I was only 17 then, 18 in just a few days. I so badly wanted to volunteer and raise my hand, but I just couldn't. Nadia had already sang happy birthday to me, I'd already felt embarrassed enough for one--ever. I sat calmly on the grass, letting the other girls stand up, raise their hands and beg like crazy. Letting them have the glory and be up-close and personal with a hot young actor, live out their teenage fantasies.

Nadia said my name again and was wondering where I was. Nadia, Jason, my sister, mom, and some other random people I'd just met FORCED me up against my will, literally pulling me off of my ass. But I did it, I went up before the crowd to do that scene with Jason Cook. *I* did it.
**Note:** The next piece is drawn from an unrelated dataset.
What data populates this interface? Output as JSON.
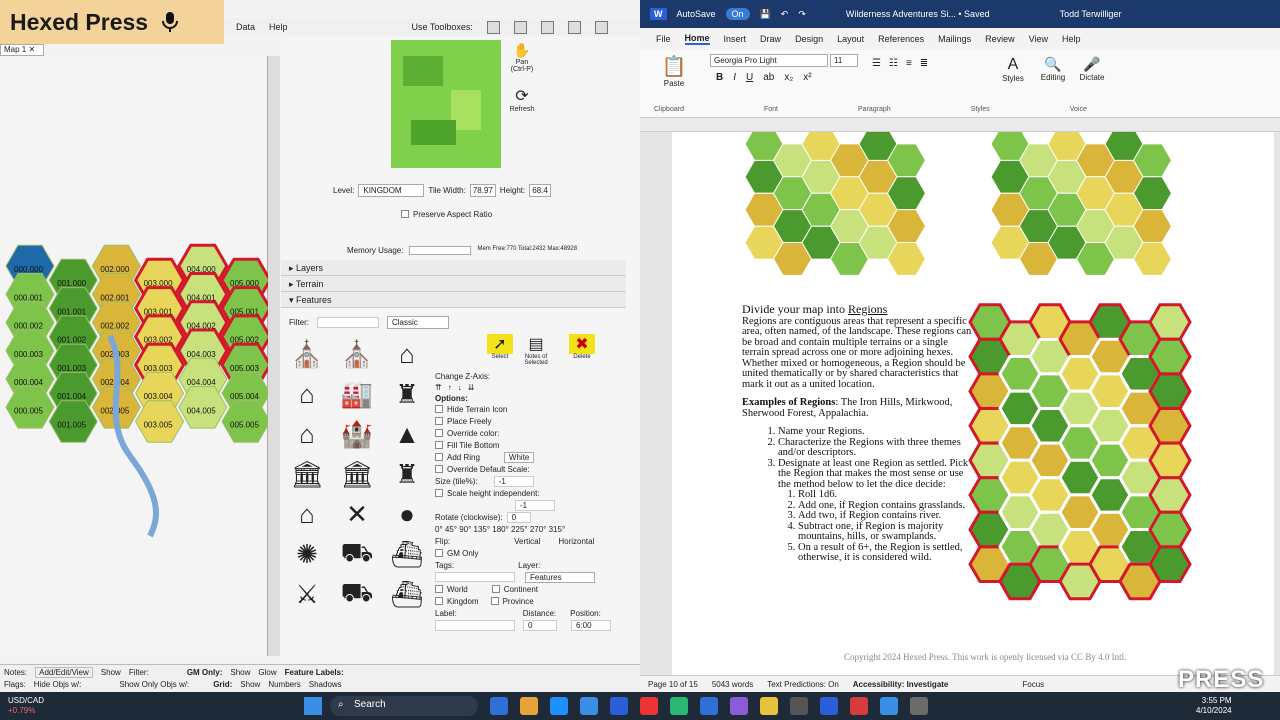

We looked over the script for a few moments and he started. I was Belle Black and he was Shawn Brady. I remembered the scene, but I couldn't do it exactly like Kirsten did. 'Cause I was in the moment and reacting naturally. We were no longer before a crowd on a hot September day, we were on the cool pier in the dark, with the blue moonlight reflecting off the waves. He looked into my eyes and told me I was pretty. It didn't last long enough. I probably sucked badly, but it didn't matter, because I was a happy teenage girl for a few moments. I still remember those images, although I can't remember if people clapped afterward. When it was done, I handed Nadia the microphone and sat back in the grass, glowing and wondering why these dreams were creeping up on me.

Last year, I finally met my alter ego at a charity basketball game. Wow, exactly a year ago. We didn't say much to each other. One thing she did say when we got a picture together was, "This is weird." We were, like, the exact same size and body types. I've often had similar styles in hair and dress to hers. Even though we don't look freakishly alike or anything, it still felt very odd. Hm, she also had cool tattoos, unlike her character. I don't have any of those.

Kirsten Storms is leaving that show. I'm glad for her. She deserves success beyond Days of our Lives.

A friend told me last night, out of the blue, that they should get me as a recast. And earlier today, my sister said to me, and she was being totally serious: "You better hurry and go to LA, there won't be enough time."

Hmm... thinking about those possibly possible possibilities again.

Then I remember that I'm just insane. Keep on dreamin', Eva.

Why are we made of dreams? It isn't fair. But I guess no one said life was fair.